Scotch appears with the word whisky so often it’s easy to forget not all whisky is created in Scotland. In fact, only whisky created in Scotland may bear the name Scotch, though it has become a drink created all over the world. The consumption in 2005 was 300 million liters. It has gained popularity the world over since its Gaelic origin as “usquebaugh” or “Water of Life” to become the international spirit of choice.


First produced commercially in 1924, there are now many varieties to choose from. The Japanese tradition is double distilled in pot stills like Scottish whisky, but don’t make the mistake of thinking it’s the same. There is no cask trading, and Japanese whisky is matured in anything from specially charred new oak to Japan’s rare and slow growing oak.

[Image credit: Martin van Buren on Flickr]


There are several varieties of whisky created in India, but only one, Amrut, passes EU regulations so far. Most of the beverages called whisky are actually rum and distilled from fermented molasses, but a few are true whiskies created from malt and other grains. Whisky has become fashionable among the affluent.

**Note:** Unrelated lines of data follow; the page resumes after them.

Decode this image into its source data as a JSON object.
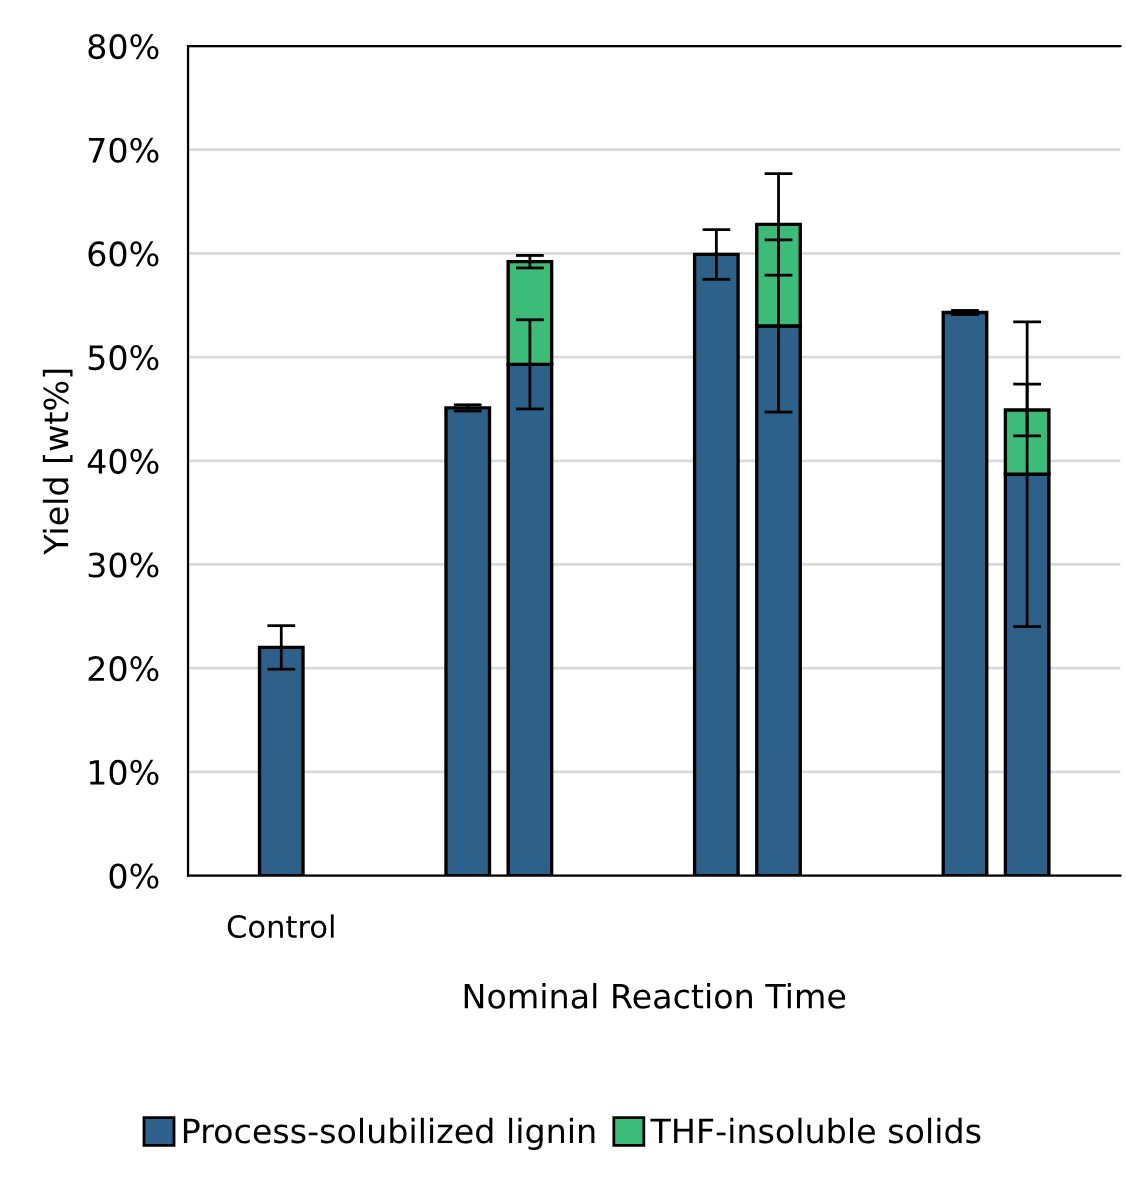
{
  "chart_data": {
    "type": "bar",
    "stacked": true,
    "xlabel": "Nominal Reaction Time",
    "ylabel": "Yield [wt%]",
    "categories": [
      null,
      "Control",
      null,
      null,
      null,
      null,
      null,
      null,
      null,
      null,
      null,
      null,
      null,
      null,
      null
    ],
    "series": [
      {
        "name": "Process-solubilized lignin",
        "color": "#2e6189",
        "values": [
          null,
          22,
          null,
          null,
          45.1,
          49.3,
          null,
          null,
          59.9,
          53,
          null,
          null,
          54.3,
          38.7,
          null
        ],
        "errors": [
          null,
          2.1,
          null,
          null,
          0.3,
          4.3,
          null,
          null,
          2.4,
          8.3,
          null,
          null,
          0.2,
          14.7,
          null
        ]
      },
      {
        "name": "THF-insoluble solids",
        "color": "#3dbb78",
        "values": [
          null,
          null,
          null,
          null,
          null,
          9.9,
          null,
          null,
          null,
          9.8,
          null,
          null,
          null,
          6.2,
          null
        ],
        "errors": [
          null,
          null,
          null,
          null,
          null,
          0.6,
          null,
          null,
          null,
          4.9,
          null,
          null,
          null,
          2.5,
          null
        ]
      }
    ],
    "ylim": [
      0,
      80
    ],
    "yticks": [
      {
        "value": 0,
        "label": "0%"
      },
      {
        "value": 10,
        "label": "10%"
      },
      {
        "value": 20,
        "label": "20%"
      },
      {
        "value": 30,
        "label": "30%"
      },
      {
        "value": 40,
        "label": "40%"
      },
      {
        "value": 50,
        "label": "50%"
      },
      {
        "value": 60,
        "label": "60%"
      },
      {
        "value": 70,
        "label": "70%"
      },
      {
        "value": 80,
        "label": "80%"
      }
    ],
    "grid": "y",
    "legend": "bottom"
  }
}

[Image credit: Henirk on Flickr]


French distillers are focused in the area with most Celtic heritage: Brittany. A few are found outside this region and are distilling barley with success. The wine crisis has changed the focus of some to include whisky, especially with new measures that may limit how wine may be created, such as the ban on chaptalisation.

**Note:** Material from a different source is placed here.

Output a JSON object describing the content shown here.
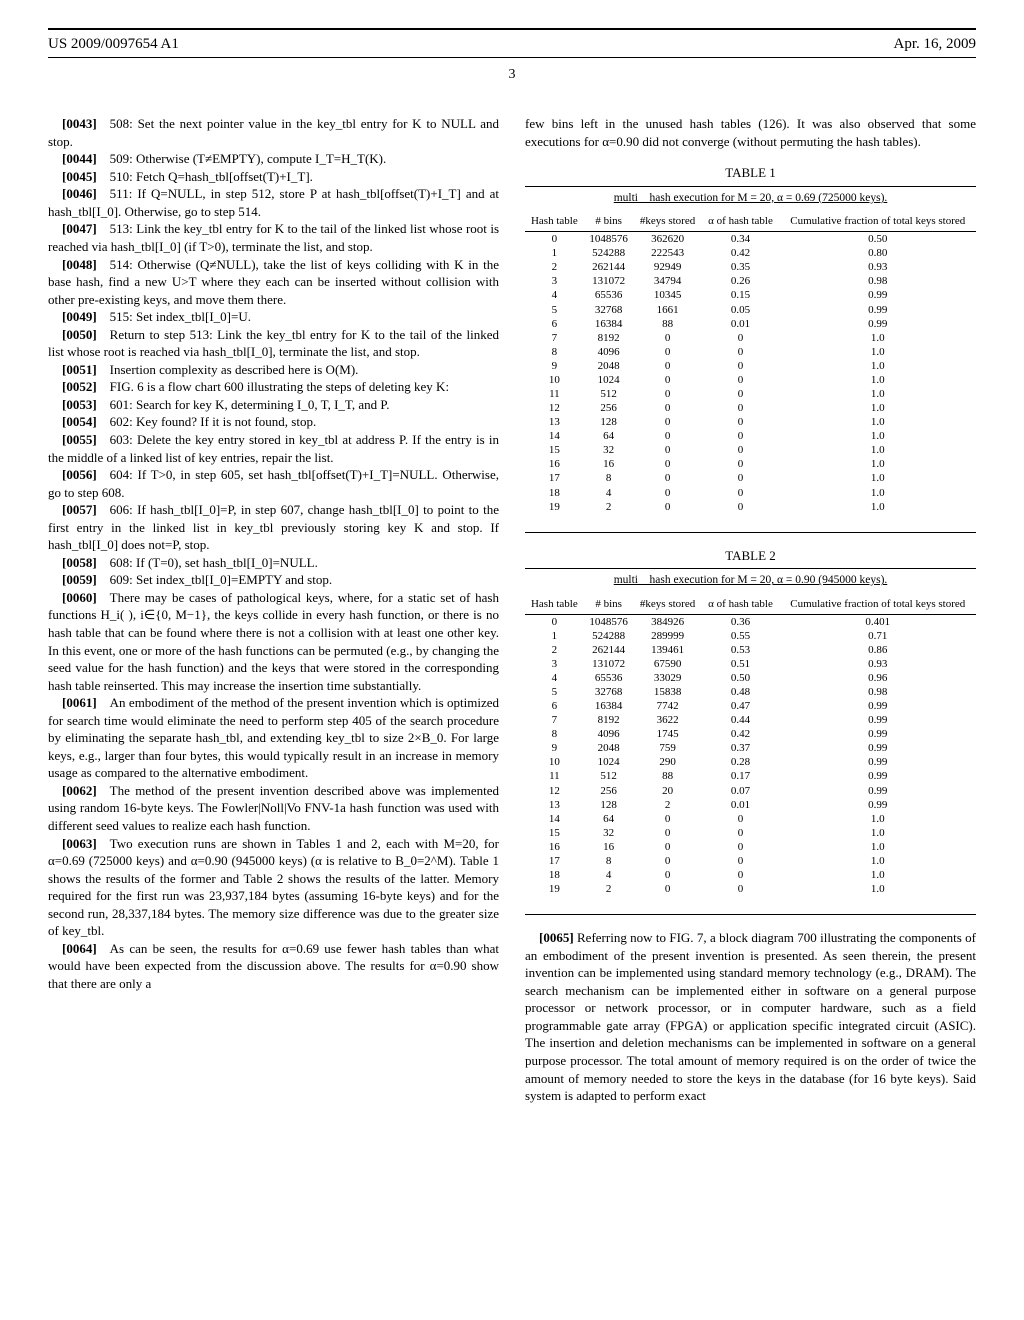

[Image credit: Doblonaut on Flickr]


First distilled in 2001, there are two operational distilleries in Finland with a number of projects that may increase that number. The Scottish methods are used with Finnish malt and water. Recent bans on imports in Denmark, Sweden and Finland were lifted, changing the market, though Finnish whisky is still on the rise.

[Image credit: HFB on Flickr]


Murree Brewery has been setting the Islamic republic of Pakistan on its head with news of its first 20 year old malt whisky. It has previously made 8 and 12 year vintages and continues despite shut downs. According to law, it cannot be exported and cannot be consumed by 97% of the populace. However, this ‘Rarest’ whisky maintains its presence amid debate.

Whisky newcomers are using similar techniques and blind taste tests with these brands next to old favourites will probably fool most testers. There are some new flavours due to the ingredients being local, but the flavour is not sacrificed for the innovations.